NebulaTerm toolbox: a multi-ping sweep across an address range with per-host sparklines, next to the built-in subnet calculator.
The dockable toolbox: a multi-ping sweep with per-host sparklines and the subnet calculator.

Why we made another terminal

Honestly, because the gap was real. The free options for this kind of work tend to be dated, the genuinely powerful ones cost money for professional use, and the modern, good-looking ones moved into the cloud behind a subscription and an account. We wanted one app that is free, local, modern and open, and that does SSH and serial properly in the same place. That is NebulaTerm.

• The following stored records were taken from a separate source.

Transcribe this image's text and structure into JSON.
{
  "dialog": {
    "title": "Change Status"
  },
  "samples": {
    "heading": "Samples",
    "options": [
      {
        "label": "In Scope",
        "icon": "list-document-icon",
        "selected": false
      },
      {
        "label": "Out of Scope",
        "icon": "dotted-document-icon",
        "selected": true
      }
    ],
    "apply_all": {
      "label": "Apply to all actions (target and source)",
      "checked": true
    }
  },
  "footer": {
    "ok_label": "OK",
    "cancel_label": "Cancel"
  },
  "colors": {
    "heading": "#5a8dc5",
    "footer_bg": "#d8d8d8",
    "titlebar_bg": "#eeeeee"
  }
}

No account, no upsell, no data leaving your machine.

Download

Everything is on the v1.0.0 release page: the 64-bit installer (NebulaTerm-Setup-1.0.0-x64.exe), the 32-bit installer (-ia32.exe), and portable builds if you would rather not install at all. On first run, Windows SmartScreen may warn you because the build is not code-signed yet: click More info, then Run anyway. The source is on GitHub under the MIT license if you prefer to build it yourself.

Frequently asked questions

Is NebulaTerm really free?

Yes, free and open source under the MIT license. There is no account, no trial timer and no paid tier; the full source is on GitHub, so you can read it or build it yourself.

Does it run offline, and does it send my data anywhere?

It is fully local. No cloud, no telemetry, nothing leaves your machine. Saved sessions and credentials are encrypted on disk with Windows DPAPI, and you can run it with the network unplugged for serial console work.

Can it connect to old switches and routers?

Yes, that is one reason we built it. NebulaTerm keeps the legacy SSH key-exchange and cipher algorithms that many newer clients dropped, so it still negotiates with older Cisco, Huawei, Juniper and similar gear that otherwise refuses to connect.

Does it do a serial console on COM ports?

Yes, and it is a core feature, not an afterthought. Pick the COM port and baud rate and you get a console session in a tab, right next to your SSH and Telnet tabs. It also injects a .cfg file line by line, paced so nothing drops at 9600 baud, with verification.

Why does Windows SmartScreen warn me when I install it?

Because the installer is not code-signed yet, not because anything is wrong with it. Click "More info" then "Run anyway". If you would rather trust nobody, the source is public on GitHub and you can build the app yourself.